Without insurance, these sick Americans too often go without needed care, or go into debt paying out of pocket. A report by the Institute of Medicine confirmed this week that the uninsured get sicker and die sooner.

The exclusion "is in some ways the ugliest corner of our current system," said Len Nichols, director of the Health Policy Program at the New America Foundation.

By day seven, the jaundice affecting little Nicholas was gone, and parents Joe Simon and Kathy Fisher of Mount Airy never realized their baby was anything other than perfect until Aetna's rejection letter arrived.

"This is ridiculous," his mother said last spring.

Nicholas was lucky. He was not harmed by Aetna's denial.

But his story is illuminating.

The baby's mother works for Philadelphia Citizens for Children and Youth, an advocacy group devoted in part to procuring health insurance for children.

That is irony.

When she learned her baby had been denied coverage, she called her boss, Shelly Yanoff.

"It was outrageous," Yanoff said. "This seems an indictment of the system."

Yanoff's agency is small, and agencies like hers in recent years - along with many small businesses - get hit hard by soaring insurance costs.
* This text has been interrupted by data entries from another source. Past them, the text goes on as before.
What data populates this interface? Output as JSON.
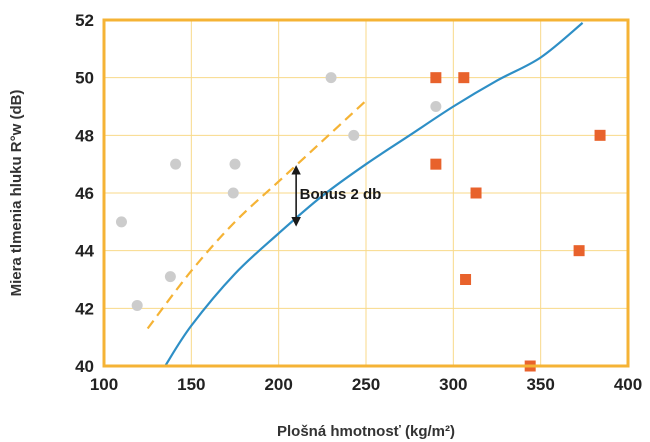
{
  "chart_data": {
    "type": "scatter",
    "xlabel": "Plošná hmotnosť (kg/m²)",
    "ylabel": "Miera tlmenia hluku R°w (dB)",
    "xlim": [
      100,
      400
    ],
    "ylim": [
      40,
      52
    ],
    "x_ticks": [
      "100",
      "150",
      "200",
      "250",
      "300",
      "350",
      "400"
    ],
    "y_ticks": [
      "40",
      "42",
      "44",
      "46",
      "48",
      "50",
      "52"
    ],
    "grid": true,
    "colors": {
      "frame": "#f5b335",
      "grid": "#f8d98a",
      "gray_points": "#cccccc",
      "orange_points": "#e8622c",
      "solid_curve": "#2e8fc6",
      "dashed_curve": "#f5b335",
      "arrow": "#1a1a1a"
    },
    "series": [
      {
        "marker": "circle",
        "color": "#cccccc",
        "points": [
          [
            110,
            45.0
          ],
          [
            119,
            42.1
          ],
          [
            138,
            43.1
          ],
          [
            141,
            47.0
          ],
          [
            174,
            46.0
          ],
          [
            175,
            47.0
          ],
          [
            230,
            50.0
          ],
          [
            243,
            48.0
          ],
          [
            290,
            49.0
          ]
        ]
      },
      {
        "marker": "square",
        "color": "#e8622c",
        "points": [
          [
            290,
            50.0
          ],
          [
            290,
            47.0
          ],
          [
            306,
            50.0
          ],
          [
            307,
            43.0
          ],
          [
            313,
            46.0
          ],
          [
            344,
            40.0
          ],
          [
            372,
            44.0
          ],
          [
            384,
            48.0
          ]
        ]
      },
      {
        "marker": "line",
        "style": "solid",
        "color": "#2e8fc6",
        "points": [
          [
            135,
            40.0
          ],
          [
            150,
            41.4
          ],
          [
            175,
            43.2
          ],
          [
            200,
            44.6
          ],
          [
            225,
            45.9
          ],
          [
            250,
            47.0
          ],
          [
            275,
            48.0
          ],
          [
            300,
            49.0
          ],
          [
            325,
            49.9
          ],
          [
            350,
            50.7
          ],
          [
            374,
            51.9
          ]
        ]
      },
      {
        "marker": "line",
        "style": "dashed",
        "color": "#f5b335",
        "points": [
          [
            125,
            41.3
          ],
          [
            150,
            43.3
          ],
          [
            175,
            45.0
          ],
          [
            200,
            46.4
          ],
          [
            225,
            47.8
          ],
          [
            250,
            49.2
          ]
        ]
      }
    ],
    "annotations": [
      {
        "text": "Bonus 2 db",
        "x": 212,
        "y": 46.0
      },
      {
        "type": "double-arrow",
        "x": 210,
        "y_from": 44.9,
        "y_to": 46.9
      }
    ]
  }
}
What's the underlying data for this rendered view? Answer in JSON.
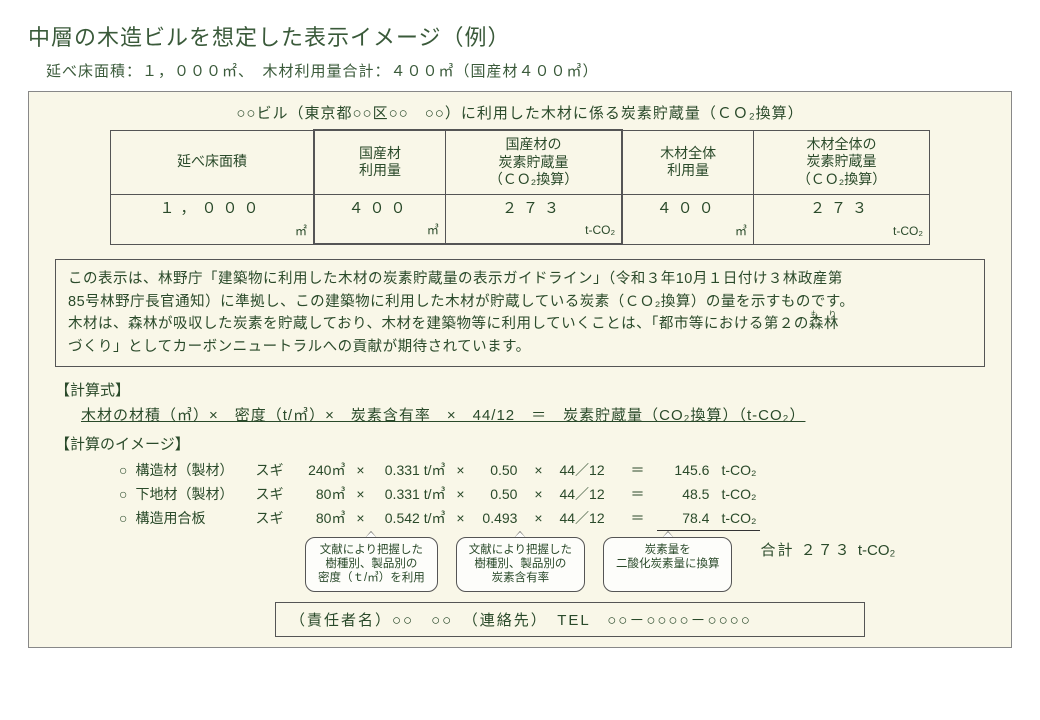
{
  "title": "中層の木造ビルを想定した表示イメージ（例）",
  "subtitle": "延べ床面積：１，０００㎡、　木材利用量合計：４００㎥（国産材４００㎥）",
  "panel_title": "○○ビル（東京都○○区○○　○○）に利用した木材に係る炭素貯蔵量（ＣＯ₂換算）",
  "table": {
    "headers": [
      "延べ床面積",
      "国産材\n利用量",
      "国産材の\n炭素貯蔵量\n（ＣＯ₂換算）",
      "木材全体\n利用量",
      "木材全体の\n炭素貯蔵量\n（ＣＯ₂換算）"
    ],
    "values": [
      "１，０００",
      "４００",
      "２７３",
      "４００",
      "２７３"
    ],
    "units": [
      "㎡",
      "㎥",
      "t-CO₂",
      "㎥",
      "t-CO₂"
    ]
  },
  "note": {
    "l1": "この表示は、林野庁「建築物に利用した木材の炭素貯蔵量の表示ガイドライン」（令和３年10月１日付け３林政産第",
    "l2a": "85号林野庁長官通知）に準拠し、この建築物に利用した木材が貯蔵している炭素（ＣＯ₂換算）の量を示すもの",
    "l2b": "です。",
    "l3a": "木材は、森林が吸収した炭素を貯蔵しており、木材を建築物等に利用していくことは、「都市等における第２の",
    "l3b": "森林",
    "l3ruby": "も　り",
    "l4": "づくり」としてカーボンニュートラルへの貢献が期待されています。"
  },
  "sec_formula": "【計算式】",
  "formula": "木材の材積（㎥）×　密度（t/㎥）×　炭素含有率　×　44/12　＝　炭素貯蔵量（CO₂換算）（t-CO₂）",
  "sec_image": "【計算のイメージ】",
  "calc": [
    {
      "mark": "○",
      "name": "構造材（製材）",
      "sp": "スギ",
      "vol": "240㎥",
      "den": "0.331 t/㎥",
      "cc": "0.50",
      "frac": "44／12",
      "res": "145.6",
      "unit": "t-CO₂"
    },
    {
      "mark": "○",
      "name": "下地材（製材）",
      "sp": "スギ",
      "vol": "80㎥",
      "den": "0.331 t/㎥",
      "cc": "0.50",
      "frac": "44／12",
      "res": "48.5",
      "unit": "t-CO₂"
    },
    {
      "mark": "○",
      "name": "構造用合板",
      "sp": "スギ",
      "vol": "80㎥",
      "den": "0.542 t/㎥",
      "cc": "0.493",
      "frac": "44／12",
      "res": "78.4",
      "unit": "t-CO₂"
    }
  ],
  "bubbles": [
    "文献により把握した\n樹種別、製品別の\n密度（ｔ/㎥）を利用",
    "文献により把握した\n樹種別、製品別の\n炭素含有率",
    "炭素量を\n二酸化炭素量に換算"
  ],
  "sum_label": "合計 ２７３",
  "sum_unit": "t-CO₂",
  "footer": "（責任者名）○○　○○　（連絡先）　TEL　○○－○○○○－○○○○"
}
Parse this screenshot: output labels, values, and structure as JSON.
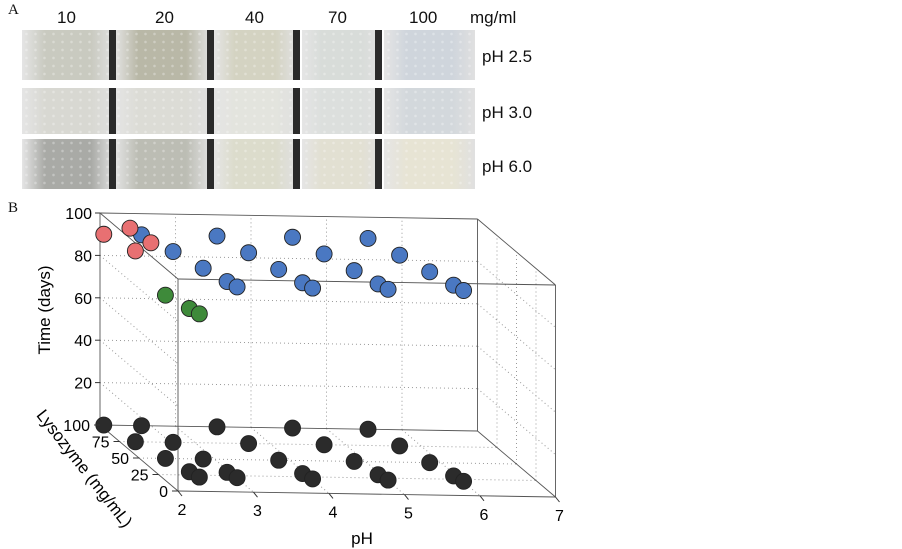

PCCY's premiums rose 15 percent a year for several years.

Increasingly, small employers are forced to raise the premiums their employees pay, often beyond what they can afford.

Pennsylvania had the second-highest number of people - more than half a million - who lost employer-based insurance of any state between 2000-2001 and 2006-2007, according to the nonprofit Economic Policy Institute.

The addition of an infant or anyone who is medically expensive to a small group plan can send rates soaring for everyone.

So last year, on advice of a benefits consultant, Yanoff decided to pay for an individual policy for little Nicholas Simon rather than adding him to PCCY's group plan. The idea was this would be a cheaper option.

Yanoff never dreamed he would be rejected.

And when he was, Kathy Fisher just added her son onto her group plan at PCCY.

Insurance adviser David Waters, who recommended the individual policy, said he was not surprised when Aetna denied the infant's coverage.

"Most insurance companies are really afraid of the first six months of a baby's life," he said. "If there are any problems, that is when those problems come out."

Insurers such as Aetna defend the exclusion by saying this allows them to keep individual plan costs affordable and competitive.

"They are doing what our laws allow them to do," said Nichols, the health policy adviser. "And if they weren't aggressive about this, they'd be priced out of the market. Their competitors would get the healthy people and they'd get everybody else. This marketplace punishes sainthood."

New Jersey is one of a handful of states where insurers cannot deny coverage for preexisting conditions, or even consider them, when issuing an individual policy. Waters says the rates for individual policies are two and three times higher in New Jersey, and his clients there complain about the high costs.

Last year, in Pennsylvania, Gov. Rendell tried to pass a law prohibiting insurers from excluding people because of preexisting conditions.

The bill passed the state House but died in the Senate. Rendell will try again this year.

Sam Marshall, president of the Insurance Federation of Pennsylvania, opposed the Rendell bill in part because he thought it was not universal. And if coverage is not universal, he said, the industry needs to be able to consider preexisting conditions.

"You don't want people buying insurance only after they become sick," he said. "If there was no preexisting-condition clause, we'd all wait and just sign up for insurance when we checked into the hospital."

Ann Torregrossa, an architect of Rendell's plan, disagrees. Most people, she said, want the security of insurance, but when they're forced into the individual market, they too often cannot get covered.

"We're all hanging by a string here," Torregrossa said, "and this baby's case really represents how vulnerable we all are."